Raising PropertyChanged for all properties

When working with WPF (Windows Presentation Foundation) you will often face the need to update the user interface based on some changes that took place in your view model. This is most of the time achieved by implementing the INotifyPropertyChanged interface and raising the PropertyChanged event every time your data-bound properties change their value.

You are most likely to find code that looks something like this:

public class PersonViewModel : INotifyPropertyChanged
{
   public event PropertyChangedEventHandler PropertyChanged;

   private string _firstName;
   public string FirstName
   {
      get { return _firstName; }
      set
          {
            _firstName = value;

            if (PropertyChanged != null)
               PropertyChanged(this, new PropertyChangedEventArgs("FirstName"));
           }
   }
}

Note: there are nicer ways of achieving this, but they fall out of the scope of this post.

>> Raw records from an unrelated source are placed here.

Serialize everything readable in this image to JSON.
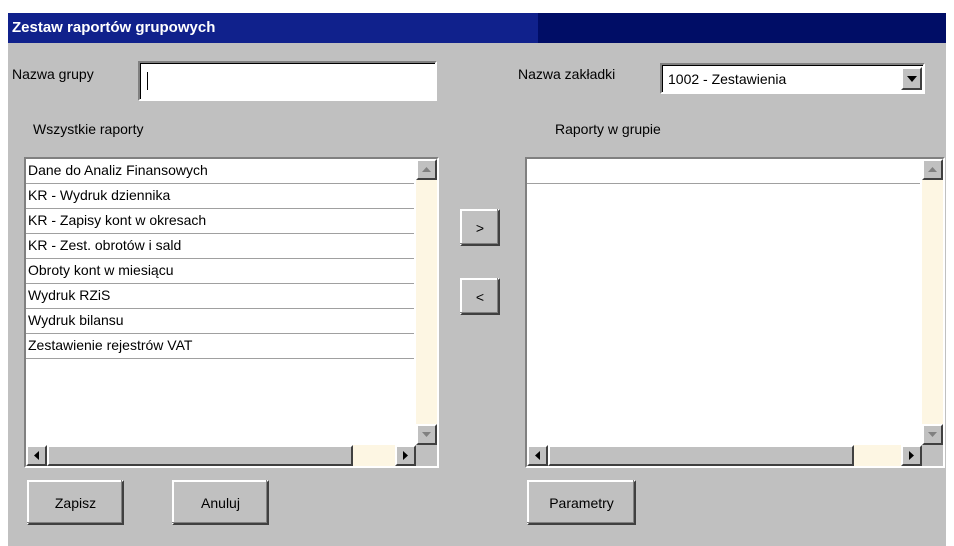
{
  "window": {
    "title": "Zestaw raportów grupowych"
  },
  "group_name": {
    "label": "Nazwa grupy",
    "value": ""
  },
  "tab_name": {
    "label": "Nazwa zakładki",
    "selected": "1002 - Zestawienia"
  },
  "all_reports": {
    "label": "Wszystkie raporty",
    "items": [
      "Dane do Analiz Finansowych",
      "KR - Wydruk dziennika",
      "KR - Zapisy kont w okresach",
      "KR - Zest. obrotów i sald",
      "Obroty kont w miesiącu",
      "Wydruk RZiS",
      "Wydruk bilansu",
      "Zestawienie rejestrów VAT"
    ]
  },
  "group_reports": {
    "label": "Raporty w grupie",
    "items": [
      ""
    ]
  },
  "buttons": {
    "add": ">",
    "remove": "<",
    "save": "Zapisz",
    "cancel": "Anuluj",
    "parameters": "Parametry"
  },
  "colors": {
    "titlebar": "#10218c",
    "face": "#c0c0c0",
    "scroll_track": "#fdf6e3"
  }
}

Depending on your scenario, the above pattern can become less elegant if most of the properties of your view model change at once. In this case, polluting the view model with code that raises the PropertyChanged event for each property is undesirable, and a better way to notify that all properties have changed their value is needed. This is the case when you can use a documented obscurity of WPF: raising the PropertyChanged event and supplying null or string.Empty for the propertyName constructor parameter of PropertyChangedEventArgs.

private void NotifyAllPropertiesHaveChanged()
{
   if (PropertyChanged != null)
      PropertyChanged(this, new PropertyChangedEventArgs(null));
}

The readability of the above code sample is astonishing, what on earth new PropertyChangedEventArgs(null) is supposed to mean? When code reviewing such code, my “bug-detecting” sensors would go wild (ArgumentNullException, NullReferenceException, etc), however, luckily the whole thing is wrapped around a NotifyAllPropertiesHaveChanged method, which would help calm things down a bit, but it would still fall short in convincing a non-believer that the above implementation is finished, or it is just a stub.

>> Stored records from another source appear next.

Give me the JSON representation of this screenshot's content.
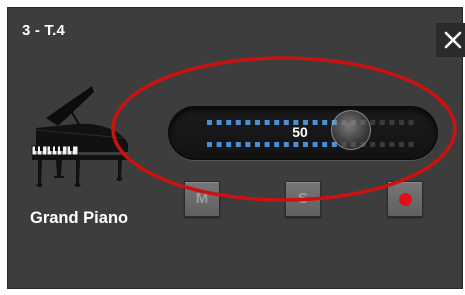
{
  "window": {
    "title": "3 - T.4",
    "close_icon": "close-icon"
  },
  "instrument": {
    "name": "Grand Piano",
    "icon": "grand-piano-icon"
  },
  "volume_slider": {
    "value": "50",
    "level": 0.65
  },
  "buttons": {
    "mute_label": "M",
    "solo_label": "S",
    "record_icon": "record-icon"
  },
  "colors": {
    "panel_bg": "#3d3d3d",
    "led_active": "#4a90d9",
    "led_inactive": "#3a3a3a",
    "record": "#e0101a",
    "annotation": "#cc1111"
  }
}
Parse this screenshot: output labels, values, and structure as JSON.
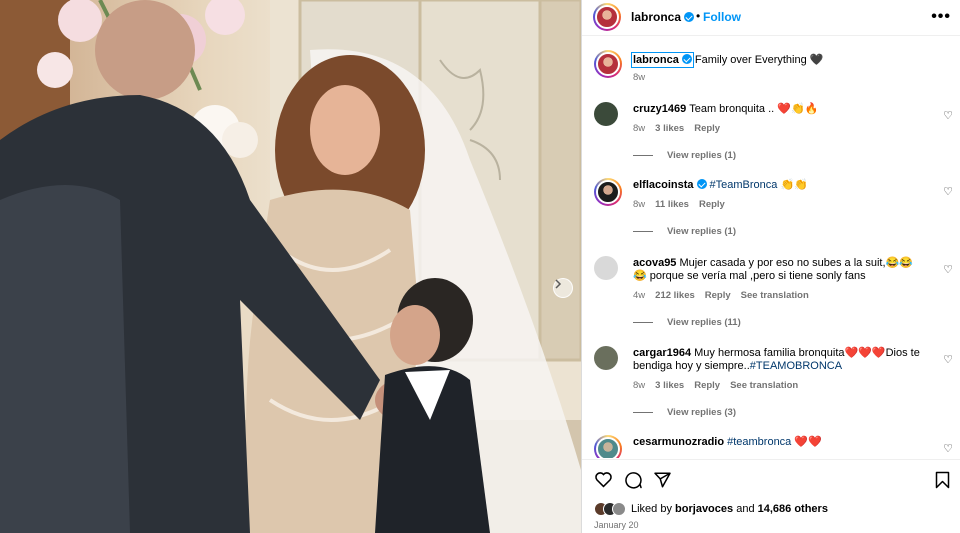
{
  "post": {
    "username": "labronca",
    "dot": "•",
    "follow_label": "Follow",
    "more_label": "•••",
    "caption_user": "labronca",
    "caption_text": "Family over Everything 🖤",
    "caption_time": "8w"
  },
  "comments": [
    {
      "user": "cruzy1469",
      "text": "Team bronquita .. ❤️👏🔥",
      "time": "8w",
      "likes": "3 likes",
      "reply": "Reply",
      "translate": "",
      "view_replies": "View replies (1)"
    },
    {
      "user": "elflacoinsta",
      "verified": true,
      "text": "#TeamBronca 👏👏",
      "time": "8w",
      "likes": "11 likes",
      "reply": "Reply",
      "translate": "",
      "view_replies": "View replies (1)"
    },
    {
      "user": "acova95",
      "text": "Mujer casada y por eso no subes a la suit,😂😂😂 porque se vería mal ,pero si tiene sonly fans",
      "time": "4w",
      "likes": "212 likes",
      "reply": "Reply",
      "translate": "See translation",
      "view_replies": "View replies (11)"
    },
    {
      "user": "cargar1964",
      "text_pre": "Muy hermosa familia bronquita❤️❤️❤️Dios te bendiga hoy y siempre..",
      "text_tag": "#TEAMOBRONCA",
      "time": "8w",
      "likes": "3 likes",
      "reply": "Reply",
      "translate": "See translation",
      "view_replies": "View replies (3)"
    },
    {
      "user": "cesarmunozradio",
      "text_tag": "#teambronca",
      "text_post": " ❤️❤️"
    }
  ],
  "footer": {
    "liked_by_prefix": "Liked by",
    "liked_by_user": "borjavoces",
    "and": "and",
    "others": "14,686 others",
    "date": "January 20"
  },
  "icons": [
    "heart-icon",
    "comment-icon",
    "share-icon",
    "bookmark-icon",
    "chevron-right-icon",
    "verified-icon",
    "more-icon"
  ],
  "colors": {
    "accent": "#0095f6",
    "hashtag": "#00376b",
    "muted": "#737373"
  }
}
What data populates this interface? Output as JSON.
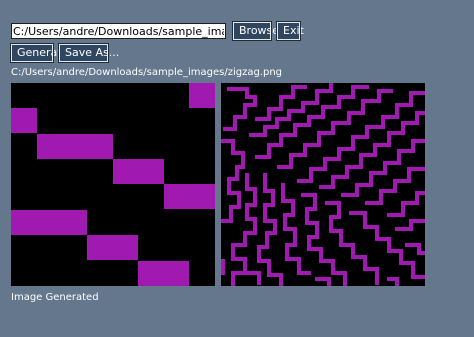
{
  "toolbar": {
    "path_value": "C:/Users/andre/Downloads/sample_images/zigzag.png",
    "browse_label": "Browse",
    "exit_label": "Exit",
    "generate_label": "Generate",
    "save_as_label": "Save As..."
  },
  "file": {
    "path_label": "C:/Users/andre/Downloads/sample_images/zigzag.png"
  },
  "status": {
    "text": "Image Generated"
  },
  "colors": {
    "background": "#64778d",
    "button": "#2e4660",
    "pixel": "#a019b0",
    "canvas": "#000000"
  }
}
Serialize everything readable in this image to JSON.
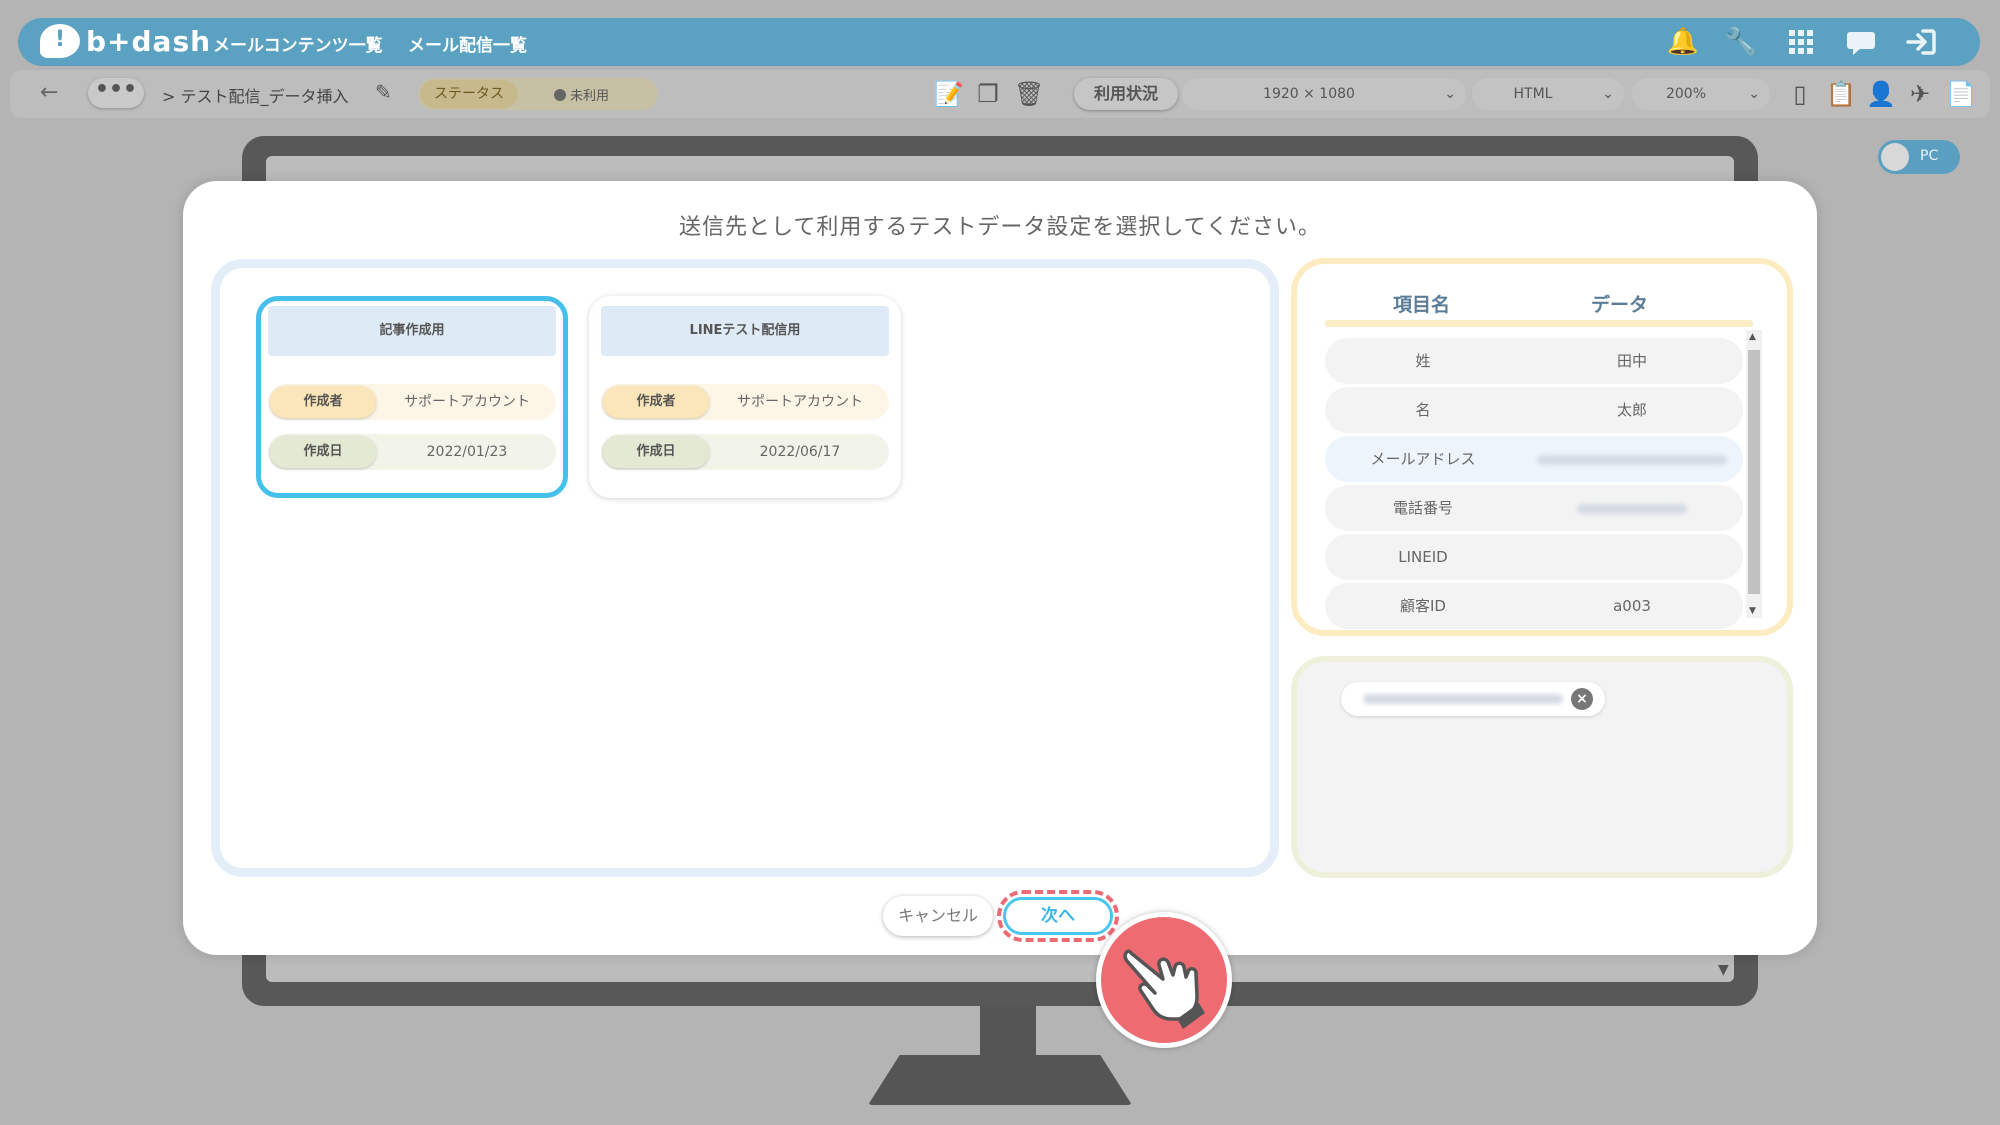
{
  "app": {
    "logo": "b+dash",
    "nav": [
      "メールコンテンツ一覧",
      "メール配信一覧"
    ],
    "top_icons": [
      "bell-icon",
      "wrench-icon",
      "grid-icon",
      "chat-icon",
      "logout-icon"
    ]
  },
  "toolbar": {
    "back": "←",
    "more": "•••",
    "breadcrumb": "> テスト配信_データ挿入",
    "status_label": "ステータス",
    "status_value": "未利用",
    "usage_label": "利用状況",
    "resolution": "1920 × 1080",
    "format": "HTML",
    "zoom": "200%",
    "device_toggle": "PC"
  },
  "modal": {
    "title": "送信先として利用するテストデータ設定を選択してください。",
    "cards": [
      {
        "title": "記事作成用",
        "author_label": "作成者",
        "author": "サポートアカウント",
        "date_label": "作成日",
        "date": "2022/01/23",
        "selected": true
      },
      {
        "title": "LINEテスト配信用",
        "author_label": "作成者",
        "author": "サポートアカウント",
        "date_label": "作成日",
        "date": "2022/06/17",
        "selected": false
      }
    ],
    "table": {
      "col_field": "項目名",
      "col_data": "データ",
      "rows": [
        {
          "field": "姓",
          "value": "田中"
        },
        {
          "field": "名",
          "value": "太郎"
        },
        {
          "field": "メールアドレス",
          "value": ""
        },
        {
          "field": "電話番号",
          "value": ""
        },
        {
          "field": "LINEID",
          "value": ""
        },
        {
          "field": "顧客ID",
          "value": "a003"
        }
      ]
    },
    "cancel_label": "キャンセル",
    "next_label": "次へ"
  }
}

A nicer implementation would be to create a new class AllPropertiesChangedEventArgs  that inherits the PropertyChangedEventArgs class.

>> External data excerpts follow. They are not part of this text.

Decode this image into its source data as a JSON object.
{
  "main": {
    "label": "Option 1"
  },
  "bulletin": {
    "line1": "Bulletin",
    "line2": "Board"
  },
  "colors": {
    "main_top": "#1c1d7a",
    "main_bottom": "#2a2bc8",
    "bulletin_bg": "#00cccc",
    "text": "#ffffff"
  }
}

public class AllPropertiesChangedEventArgs : PropertyChangedEventArgs
{
   public AllPropertiesChangedEventArgs()
      : base(null)
   { }
}

The new class will isolate the obscure way of raising the PropertyChanged event, and will also make the code more readable and explicit.

public void NotifyAllPropertiesHaveChanged()
{
   if (PropertyChanged != null)
         PropertyChanged(this, new AllPropertiesChangedEventArgs());
}

One comment on “Raising PropertyChanged for all properties

  1. Tom September 14, 2017 00:12

    IMHO, this “nicer implementation” is just “putting lipstick on a pig”. ;) I think the more likely and more costly costs of having all Subscribers of all Properties Calling the latters’ Getters when in the future, a Property is added that’s *undesired* to be included in the Calls outweighs the less likely costs of forgetting to add a PropertyChanged Call to a shared Method that calls it for each *desired* Property by looping through a list that *explicitly* itemizes the list of names of *desired* Properties and does so via (and with the added benefits of) Compiler-check-able / “Find All References”-able NameOf calls esp. if a DEBUG-mode only Instantiation-time-only Method compares that list to the current Reflection-generated list of Properties with known exceptions *explicitly* ignored. The reasons to avoid a PropertyChanged Call with a Null Parameter are similar to the reasons to avoid the “Select *” Statement which is a SQL Anti-Pattern.